押しても壊れはしないけど、何かが舞って咳き込んでしまう。ランタンで照らしても文字がどうしてその列で並んでいるのか分からない。色々なボタンがあるし、モニターもいくつも並んでいる。
昔の人ならこれの意味を理解しているのだろうけど、今の時代では使われることがない。使われるとしたら唯人の都市なのだろうけど、扱えるのはほんの一握りになるだろう。両親はそれ関係だったから見たことがあるけれど、知らない人は多いはずだ。
「何もないね」
『そうだなぁ例えば、あそこ?』
指差す方に向かえば、箱が置いてある。中身を見ようと開けてみるが、蓋が破壊される。ポイっとそれを投げ捨てて確認するが、ボロボロな工具が入っているだけで武器になりそうなものは何もない。

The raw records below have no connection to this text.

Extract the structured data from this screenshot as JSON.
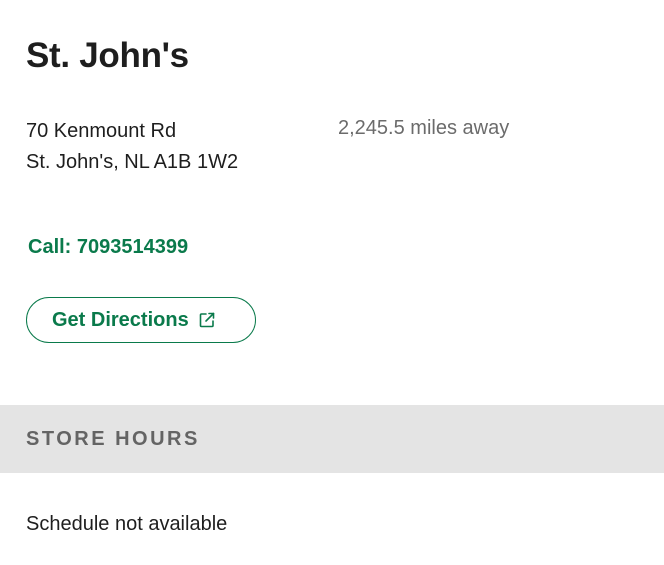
{
  "store": {
    "name": "St. John's",
    "address_line1": "70 Kenmount Rd",
    "address_line2": "St. John's, NL A1B 1W2",
    "distance": "2,245.5 miles away",
    "call_label": "Call: 7093514399",
    "directions_label": "Get Directions"
  },
  "hours": {
    "header": "STORE HOURS",
    "schedule_text": "Schedule not available"
  },
  "icons": {
    "directions": "external-link-icon"
  },
  "colors": {
    "accent": "#0a7a4b",
    "text": "#1e1e1e",
    "muted": "#6b6b6b",
    "section_bg": "#e4e4e4",
    "section_text": "#646464"
  }
}
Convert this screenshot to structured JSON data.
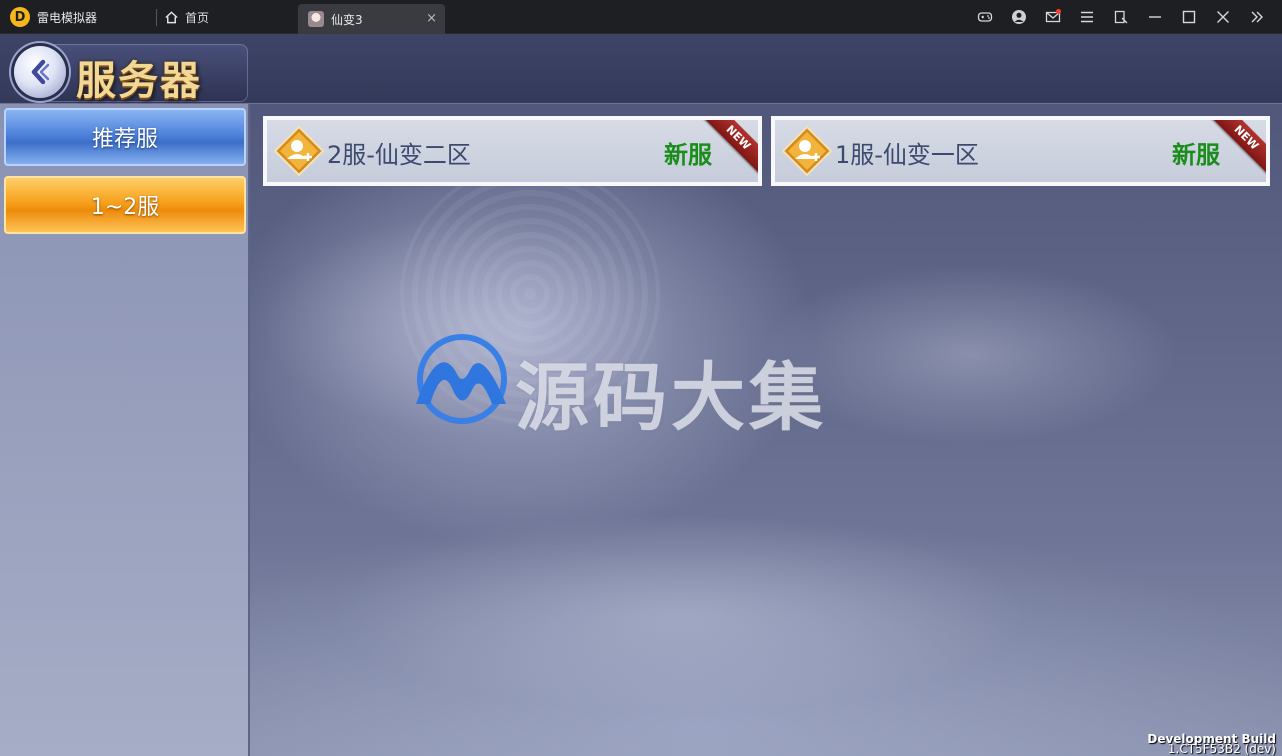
{
  "emulator": {
    "app_name": "雷电模拟器",
    "home_tab": "首页",
    "game_tab": "仙变3",
    "tab_close_glyph": "×",
    "controls": [
      "gamepad-icon",
      "account-icon",
      "mail-icon",
      "menu-icon",
      "resize-icon",
      "minimize-icon",
      "maximize-icon",
      "close-icon",
      "expand-icon"
    ]
  },
  "game": {
    "page_title": "服务器",
    "sidebar": {
      "items": [
        {
          "label": "推荐服",
          "state": "selected"
        },
        {
          "label": "1~2服",
          "state": "normal"
        }
      ]
    },
    "servers": [
      {
        "name": "2服-仙变二区",
        "status": "新服",
        "ribbon": "NEW"
      },
      {
        "name": "1服-仙变一区",
        "status": "新服",
        "ribbon": "NEW"
      }
    ],
    "watermark": "源码大集",
    "build": {
      "label": "Development Build",
      "version": "1.CT5F53B2 (dev)"
    }
  },
  "colors": {
    "accent_blue": "#4f83db",
    "accent_orange": "#f6a11c",
    "status_green": "#1b8d1b",
    "ribbon_red": "#9a2320",
    "title_gold": "#f3d795"
  }
}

シフィの指示であっちこっちと回ってみるが、どこにも武器になりそうなものはない。
研究施設なだけにここには何もないのだろう。
「う~ん」
『どうしたの?』
「あのさ。さっきも感じたけど、ボロボロになってるものとなってないものの差って何かな。って」
『あ~まあ、そうだよね~壊れないのもあったし。触っただけで壊れるのもあったしね』
「そっなんか理由があるのかな」
『ちょーぜつかわいくてかしこいシフィちゃんでもそんなことは分からないなぁ』
「そっか。じゃあさ、下の階があるのかは分かる?」
『ん~』
頭に手を置いてあちこちにフラフラと移動する。
そこそこ歩いたつもりだけど、未探索の場所はありそうだ。もっと下に行く道もあるのだとしたらどのあたりになるのか。いちいち移動しなければならない私よりもシフィのほうが調べるのが早い。時間は有効に使うべきである。
『道は分からないけど、誰かいるよ』
「どこ!」
気配がまるでなかった。
無防備な背中を向けていたことに冷や汗が流れる。
ピンと気を張り詰めて周囲を見回す。
ランタンがなければ一寸先も見えない闇の世界。ゆっくりと照らしながらシフィの指し示す方にランタンを向けていく。